Estadão Online, Editoria Cultura, por Roger Marzochi
O governo pretende aproveitar a capilaridade das agências dos Correios espalhadas pelo Brasil para facilitar o registro oficial de músicas, restrito hoje na lei à Biblioteca Nacional e à Escola de Música da Universidade Federal do Rio de Janeiro (UFRJ). Segundo Samuel Barichello, coordenador geral de regulação e direitos autorais do Ministério da Cultura, essa será uma das sugestões que serão colocadas em consulta pública, em abril, no texto que busca aprimorar a Lei do Direito Autoral, de 1998.
Apesar de a lei não obrigar o artista a registrar sua obra, em acordo com a própria convenção de Berna, a chancela oficial busca fortalecer o patrimônio cultural do País e ajudar o autor a gerar provas caso sua criação seja apropriada ilegalmente por outra pessoa. “Gostaríamos de tornar o registro mais acessível. A maior parte dos países com indústria criativa dinâmica tem um órgão forte que faz o registro. Aqui não tem uma centralização.
Um dos objetivos da reforma é criar uma nova instituição para ter um órgão central de registro, mas com escritórios descentralizados para registrar música perto da sua casa. E a ideia é ter braços nos Correios para dar dinâmica, informatizar e modernizar o sistema”, explica. O órgão foi batizado, por enquanto, de Instituto Brasileiro de Direito Autoral.

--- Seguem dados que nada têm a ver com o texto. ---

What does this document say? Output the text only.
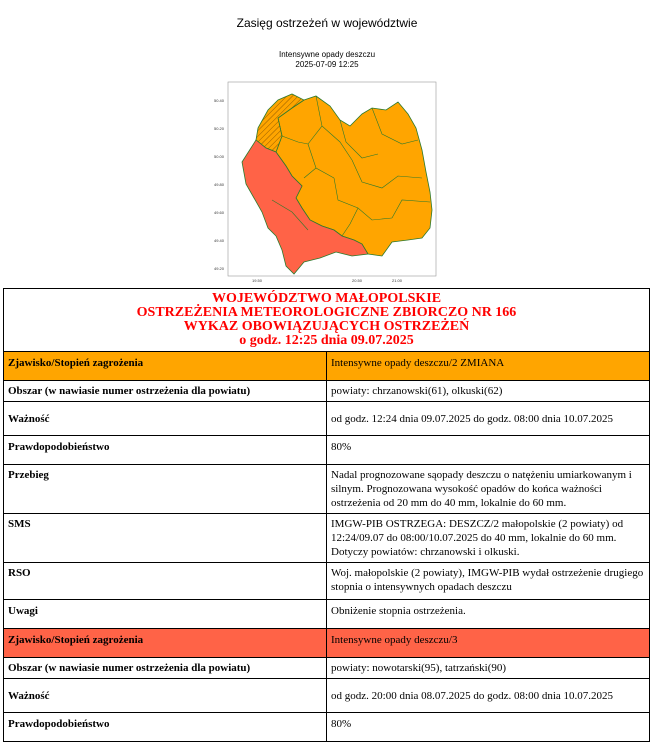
Zasięg ostrzeżeń w województwie
Intensywne opady deszczu
2025-07-09 12:25
50.40
50.20
50.00
49.80
49.60
49.40
49.20
19.50	20.50	21.00
WOJEWÓDZTWO MAŁOPOLSKIE
OSTRZEŻENIA METEOROLOGICZNE ZBIORCZO NR 166
WYKAZ OBOWIĄZUJĄCYCH OSTRZEŻEŃ
o godz. 12:25 dnia 09.07.2025	

Zjawisko/Stopień zagrożenia	Intensywne opady deszczu/2 ZMIANA
Obszar (w nawiasie numer ostrzeżenia dla powiatu)	powiaty: chrzanowski(61), olkuski(62)
Ważność	od godz. 12:24 dnia 09.07.2025 do godz. 08:00 dnia 10.07.2025
Prawdopodobieństwo	80%
Przebieg	Nadal prognozowane sąopady deszczu o natężeniu umiarkowanym i silnym. Prognozowana wysokość opadów do końca ważności ostrzeżenia od 20 mm do 40 mm, lokalnie do 60 mm.
SMS	IMGW-PIB OSTRZEGA: DESZCZ/2 małopolskie (2 powiaty) od 12:24/09.07 do 08:00/10.07.2025 do 40 mm, lokalnie do 60 mm. Dotyczy powiatów: chrzanowski i olkuski.
RSO	Woj. małopolskie (2 powiaty), IMGW-PIB wydał ostrzeżenie drugiego stopnia o intensywnych opadach deszczu
Uwagi	Obniżenie stopnia ostrzeżenia.
Zjawisko/Stopień zagrożenia	Intensywne opady deszczu/3
Obszar (w nawiasie numer ostrzeżenia dla powiatu)	powiaty: nowotarski(95), tatrzański(90)
Ważność	od godz. 20:00 dnia 08.07.2025 do godz. 08:00 dnia 10.07.2025
Prawdopodobieństwo	80%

O advogado Sérgio Branco, professor de Direito Civil e de Propriedade Intelectual da Fundação Getúlio Vargas no Rio de Janeiro, explica que o direito autoral é dividido em duas partes: o Direito Moral, que é a garantia de o autor ter o nome vinculado à obra; e o Direito Patrimonial, que se refere ao uso econômico da obra. Na questão do Direito Moral, a proteção do autor independe do registro da obra. “O Direito Moral nasce com a criação da obra, quando o músico acabou de compor, por exemplo.”
O problema é que o autor deve gerar provas que, caso alguém roube sua criação para exploração comercial, possa levar o caso à Justiça. Antes da explosão da internet, por exemplo, alguns músicos chegavam a colocar a partitura ou a gravação da música, dentro de um envelope, cujo destinatário era ele mesmo. Após receber dos Correios a carta que ele mandou para ele mesmo, o documento permanecia fechado para, se necessário, ser entregue a um juiz num processo em defesa da autoria da obra.
“O registro na Biblioteca Nacional é uma forma de garantir o direito moral, assim como a certificação digital. Mas não se constitui o direito, ou seja, o juiz tem que levar em consideração prova independente do registro”, explica o advogado, também coautor do livro “Direitos Autorais”, publicado pela FGV. Segundo ele, hoje o autor pode enviar um e-mail com a música para ele mesmo, ou também gravá-la com data e hora da criação, o que garante a proteção da obra.
Aprendendo com o erro
O compositor e advogado Guto Santana ficou feliz quando um amigo o parabenizou por ter conseguido emplacar uma música sua e do maestro Jhesus Britto, “No fim desta estrada”, no disco “Sola da Bota” da dupla sertaneja Rio Negro e Solimões. A felicidade terminou rápido, quando, em contato com o produtor, descobriu que o seu nome e o do seu parceiro não constavam da gravação.
Por algum ”mistério” ainda não revelado, outra pessoa se disse autora da música. “Eles não me derem crédito no começo. Estava pensando até em entrar com ação judicial, mas nós havíamos enviado a demo, com a voz do Britto na música. E a outra parte não tinha essa prova”, conta.
Isso ocorreu quando ainda estudava direito na Universidade Metodista de Piracicaba (Unimep), o que o levou a se especializar em direito autoral e a criar, há dois anos, o site MusicasRegistradas, que emite um certificado digital de música, reunindo hoje cerca de cinco mil compositores.
“No começo foi difícil, mas com o uso da assinatura digital ficou mais fácil as pessoas entenderem a validade. As pessoas são acostumadas com burocracia e duvidam de alternativa fácil e rápida”, diz. O site cobra R$ 10 do autor, que envia a música grava até mesmo no microfone do computador, com ou sem partitura, gerando um arquivo digital único.
“O maior mito é o de que registro de música só deve ser feito na Biblioteca Nacional. Acontece que a propriedade sobre obra intelectual tem caráter declaratório. A ideia do site é permitir que o compositor gere mais uma prova sobre a autoria da obra.” Segundo ele, o próximo passo agora é conseguir fazer do site uma ponte entre compositores e músicos.